DR. V.E. BALDWIN: I appreciate the attitude of the writer of the paper; also of the President in the remark he made saying that a large per cent of homoeopathic business relates to chronic diseases. In fact, I believe three-fourths of my work pertains to this type. After thirty-five years of practice I am more convinced than ever that the homoeopath does have something in his potencies to bring recovery to the chronic sick, that with all the credit we must allow the allopathic brethren in looking after the physical side, the climatic care, the diet procedure and the chemical and laboratory methods and late programs of treatment, we do have in our homoeopathic potencies something that goes deeper and lasts longer than can possibly happen by the methods the allopathic men employ.

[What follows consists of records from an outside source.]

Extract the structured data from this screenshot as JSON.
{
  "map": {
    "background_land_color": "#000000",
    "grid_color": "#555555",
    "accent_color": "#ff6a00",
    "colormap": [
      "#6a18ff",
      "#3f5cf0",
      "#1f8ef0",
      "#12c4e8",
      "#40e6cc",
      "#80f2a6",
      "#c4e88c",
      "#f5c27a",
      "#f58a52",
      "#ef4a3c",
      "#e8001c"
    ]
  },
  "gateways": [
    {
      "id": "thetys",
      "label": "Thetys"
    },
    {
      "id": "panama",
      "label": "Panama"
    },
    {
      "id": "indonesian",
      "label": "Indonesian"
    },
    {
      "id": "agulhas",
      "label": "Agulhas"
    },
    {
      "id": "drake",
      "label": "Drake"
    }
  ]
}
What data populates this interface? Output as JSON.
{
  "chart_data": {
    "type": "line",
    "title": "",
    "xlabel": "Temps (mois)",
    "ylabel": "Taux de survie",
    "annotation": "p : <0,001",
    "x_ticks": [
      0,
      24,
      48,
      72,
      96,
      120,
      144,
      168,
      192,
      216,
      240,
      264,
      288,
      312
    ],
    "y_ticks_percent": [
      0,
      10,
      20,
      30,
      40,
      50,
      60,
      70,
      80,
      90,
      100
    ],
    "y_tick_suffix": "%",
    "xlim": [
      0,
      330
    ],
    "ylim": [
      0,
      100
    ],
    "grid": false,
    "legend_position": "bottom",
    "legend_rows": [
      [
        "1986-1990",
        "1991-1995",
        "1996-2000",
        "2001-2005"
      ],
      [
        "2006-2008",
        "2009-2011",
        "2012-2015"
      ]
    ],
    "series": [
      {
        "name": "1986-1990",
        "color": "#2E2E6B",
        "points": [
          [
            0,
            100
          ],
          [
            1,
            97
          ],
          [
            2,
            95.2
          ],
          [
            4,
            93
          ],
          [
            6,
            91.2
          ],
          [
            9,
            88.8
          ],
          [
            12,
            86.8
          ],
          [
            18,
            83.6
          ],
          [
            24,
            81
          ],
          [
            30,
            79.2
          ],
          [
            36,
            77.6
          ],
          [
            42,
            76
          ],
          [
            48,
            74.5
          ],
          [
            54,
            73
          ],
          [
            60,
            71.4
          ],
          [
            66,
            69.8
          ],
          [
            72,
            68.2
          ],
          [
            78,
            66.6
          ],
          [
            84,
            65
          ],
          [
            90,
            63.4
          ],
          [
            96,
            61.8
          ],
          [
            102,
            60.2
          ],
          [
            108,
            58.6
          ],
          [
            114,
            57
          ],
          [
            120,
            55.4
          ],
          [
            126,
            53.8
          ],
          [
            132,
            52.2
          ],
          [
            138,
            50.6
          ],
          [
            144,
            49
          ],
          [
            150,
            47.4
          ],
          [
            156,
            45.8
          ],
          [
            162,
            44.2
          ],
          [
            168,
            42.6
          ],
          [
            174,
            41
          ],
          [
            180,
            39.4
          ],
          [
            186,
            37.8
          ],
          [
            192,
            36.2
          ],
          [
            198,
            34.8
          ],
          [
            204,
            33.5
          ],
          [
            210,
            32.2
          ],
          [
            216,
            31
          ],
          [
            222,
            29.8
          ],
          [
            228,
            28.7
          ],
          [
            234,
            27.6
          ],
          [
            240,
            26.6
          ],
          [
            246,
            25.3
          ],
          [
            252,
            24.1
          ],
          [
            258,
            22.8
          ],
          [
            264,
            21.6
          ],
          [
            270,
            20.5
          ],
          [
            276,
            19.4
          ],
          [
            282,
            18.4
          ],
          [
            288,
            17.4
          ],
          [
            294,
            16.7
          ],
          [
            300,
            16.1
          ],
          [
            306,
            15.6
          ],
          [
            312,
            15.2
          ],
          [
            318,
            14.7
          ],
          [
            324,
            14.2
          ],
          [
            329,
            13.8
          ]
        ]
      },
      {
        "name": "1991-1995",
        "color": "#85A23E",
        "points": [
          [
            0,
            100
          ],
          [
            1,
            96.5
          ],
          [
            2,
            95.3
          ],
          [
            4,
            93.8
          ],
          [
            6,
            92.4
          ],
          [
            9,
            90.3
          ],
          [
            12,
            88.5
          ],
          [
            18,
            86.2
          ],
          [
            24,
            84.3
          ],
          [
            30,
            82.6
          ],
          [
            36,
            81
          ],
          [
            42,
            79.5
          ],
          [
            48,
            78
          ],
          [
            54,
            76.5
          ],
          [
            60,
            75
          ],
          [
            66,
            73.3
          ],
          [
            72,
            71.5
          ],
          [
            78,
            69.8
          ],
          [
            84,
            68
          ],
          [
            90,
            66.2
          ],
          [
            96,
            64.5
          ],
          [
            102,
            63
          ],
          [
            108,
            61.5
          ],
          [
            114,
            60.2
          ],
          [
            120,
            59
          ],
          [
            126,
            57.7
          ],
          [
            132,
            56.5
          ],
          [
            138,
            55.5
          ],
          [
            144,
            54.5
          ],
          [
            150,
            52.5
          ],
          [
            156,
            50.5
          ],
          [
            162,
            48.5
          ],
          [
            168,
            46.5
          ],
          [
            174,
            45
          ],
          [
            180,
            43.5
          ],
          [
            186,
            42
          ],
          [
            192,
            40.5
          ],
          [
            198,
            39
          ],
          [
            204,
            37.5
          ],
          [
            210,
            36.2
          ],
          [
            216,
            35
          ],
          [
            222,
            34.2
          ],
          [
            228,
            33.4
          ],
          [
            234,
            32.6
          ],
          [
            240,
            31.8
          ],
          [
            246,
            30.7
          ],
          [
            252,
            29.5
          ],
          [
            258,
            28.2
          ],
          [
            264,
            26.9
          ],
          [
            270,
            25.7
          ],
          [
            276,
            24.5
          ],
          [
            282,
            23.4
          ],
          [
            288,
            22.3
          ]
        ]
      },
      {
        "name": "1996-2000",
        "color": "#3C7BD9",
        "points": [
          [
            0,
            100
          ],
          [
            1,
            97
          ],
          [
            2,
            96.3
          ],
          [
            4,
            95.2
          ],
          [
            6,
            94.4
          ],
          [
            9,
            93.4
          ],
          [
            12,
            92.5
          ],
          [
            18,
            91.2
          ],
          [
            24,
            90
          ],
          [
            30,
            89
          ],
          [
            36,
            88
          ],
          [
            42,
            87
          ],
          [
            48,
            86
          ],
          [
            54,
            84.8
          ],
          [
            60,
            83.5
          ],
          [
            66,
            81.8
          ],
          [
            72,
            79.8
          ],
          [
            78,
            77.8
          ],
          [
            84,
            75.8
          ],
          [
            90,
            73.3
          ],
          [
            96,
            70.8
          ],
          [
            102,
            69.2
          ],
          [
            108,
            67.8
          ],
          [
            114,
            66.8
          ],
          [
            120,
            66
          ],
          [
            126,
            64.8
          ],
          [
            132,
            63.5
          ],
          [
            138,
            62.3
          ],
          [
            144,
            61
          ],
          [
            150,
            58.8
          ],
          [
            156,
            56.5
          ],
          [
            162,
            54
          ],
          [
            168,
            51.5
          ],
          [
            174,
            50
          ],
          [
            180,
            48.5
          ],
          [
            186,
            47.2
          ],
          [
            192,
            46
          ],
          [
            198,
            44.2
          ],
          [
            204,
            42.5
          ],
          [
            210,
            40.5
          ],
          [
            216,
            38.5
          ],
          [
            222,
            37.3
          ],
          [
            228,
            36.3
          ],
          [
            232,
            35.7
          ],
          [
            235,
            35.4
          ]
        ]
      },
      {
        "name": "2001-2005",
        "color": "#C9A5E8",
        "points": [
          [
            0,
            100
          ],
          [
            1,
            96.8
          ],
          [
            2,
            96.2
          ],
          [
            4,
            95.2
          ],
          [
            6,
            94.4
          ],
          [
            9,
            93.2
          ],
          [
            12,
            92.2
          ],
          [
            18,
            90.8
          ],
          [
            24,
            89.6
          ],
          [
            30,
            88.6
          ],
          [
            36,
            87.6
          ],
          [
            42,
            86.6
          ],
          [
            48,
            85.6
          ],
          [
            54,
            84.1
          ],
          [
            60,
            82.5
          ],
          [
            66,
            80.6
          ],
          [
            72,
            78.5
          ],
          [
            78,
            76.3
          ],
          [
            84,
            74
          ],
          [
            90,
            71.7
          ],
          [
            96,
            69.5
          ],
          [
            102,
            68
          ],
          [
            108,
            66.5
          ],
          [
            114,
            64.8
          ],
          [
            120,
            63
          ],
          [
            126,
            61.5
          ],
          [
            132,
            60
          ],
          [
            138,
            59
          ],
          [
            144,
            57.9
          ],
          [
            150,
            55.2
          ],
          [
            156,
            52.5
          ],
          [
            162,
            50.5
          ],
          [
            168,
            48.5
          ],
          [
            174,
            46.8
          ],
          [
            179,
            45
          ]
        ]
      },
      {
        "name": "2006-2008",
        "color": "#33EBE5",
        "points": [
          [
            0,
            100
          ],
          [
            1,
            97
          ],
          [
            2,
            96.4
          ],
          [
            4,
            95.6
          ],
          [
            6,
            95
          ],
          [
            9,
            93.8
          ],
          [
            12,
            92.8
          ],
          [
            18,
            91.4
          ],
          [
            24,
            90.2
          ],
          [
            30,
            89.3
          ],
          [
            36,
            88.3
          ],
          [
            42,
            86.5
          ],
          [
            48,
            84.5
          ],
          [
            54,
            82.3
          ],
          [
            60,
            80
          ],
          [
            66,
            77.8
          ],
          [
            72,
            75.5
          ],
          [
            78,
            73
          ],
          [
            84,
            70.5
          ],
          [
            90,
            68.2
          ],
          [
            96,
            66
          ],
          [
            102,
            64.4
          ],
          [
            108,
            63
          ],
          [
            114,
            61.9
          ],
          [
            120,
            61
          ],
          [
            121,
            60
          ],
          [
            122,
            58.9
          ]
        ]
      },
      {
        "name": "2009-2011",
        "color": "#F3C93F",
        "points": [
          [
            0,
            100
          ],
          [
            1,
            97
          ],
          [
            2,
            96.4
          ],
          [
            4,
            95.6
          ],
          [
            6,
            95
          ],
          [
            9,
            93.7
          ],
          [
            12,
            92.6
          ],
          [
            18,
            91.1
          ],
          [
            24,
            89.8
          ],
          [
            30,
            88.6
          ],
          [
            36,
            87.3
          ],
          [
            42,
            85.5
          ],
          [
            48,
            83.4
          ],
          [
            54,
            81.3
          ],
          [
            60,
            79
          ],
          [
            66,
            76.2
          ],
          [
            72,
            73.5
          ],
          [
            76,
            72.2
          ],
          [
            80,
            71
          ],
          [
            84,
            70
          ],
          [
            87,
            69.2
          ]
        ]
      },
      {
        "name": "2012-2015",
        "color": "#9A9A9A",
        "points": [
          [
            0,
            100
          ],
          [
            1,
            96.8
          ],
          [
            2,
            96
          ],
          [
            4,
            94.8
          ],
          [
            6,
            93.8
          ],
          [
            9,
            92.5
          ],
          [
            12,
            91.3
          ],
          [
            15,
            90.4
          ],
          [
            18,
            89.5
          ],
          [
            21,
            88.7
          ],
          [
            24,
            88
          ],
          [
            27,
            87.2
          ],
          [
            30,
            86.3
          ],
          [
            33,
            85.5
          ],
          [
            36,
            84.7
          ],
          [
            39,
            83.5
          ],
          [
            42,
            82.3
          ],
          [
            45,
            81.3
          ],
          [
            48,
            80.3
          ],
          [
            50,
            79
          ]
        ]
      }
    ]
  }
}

I believe every man or woman present who has been a homoeopathic prescriber for a number of years can relate instances of patients coming to him after the very best of allopathic care, where the administration of some deep-acting homoeopathic remedy set up a recovery process that put the patient back on his feet again. Most of us perhaps find this thing most conspicuous in our own home lives and families. In 1918 I had a daughter who had black diphtheria. She was desperately sick. For twenty-four hours I thought she would not live. I did give her 10,000 units of antitoxin. She is an invalid yet. I am not complaining about the antitoxin, but I do know that by the administration of homoeopathic remedies since then I have been able to maintain a status of health in her case. That is very unusual for those who had the same type of diphtheria and had had antitoxin. A neighbor just across the way from me who developed this same type of diphtheria did not have anti-toxin, became paralyzed, and for six months was not able to stand on his feet. The administration of Diphtherinum and Causticum undoubtedly did restore that man to his health, for today he is perfectly agile, a healthy man in business. I have other patients of the same type where I am sure that the administration of a homoeopathic remedy did for these people what is not possible to hope for or expect by the conventional methods. Other instances of that kind we all could recite.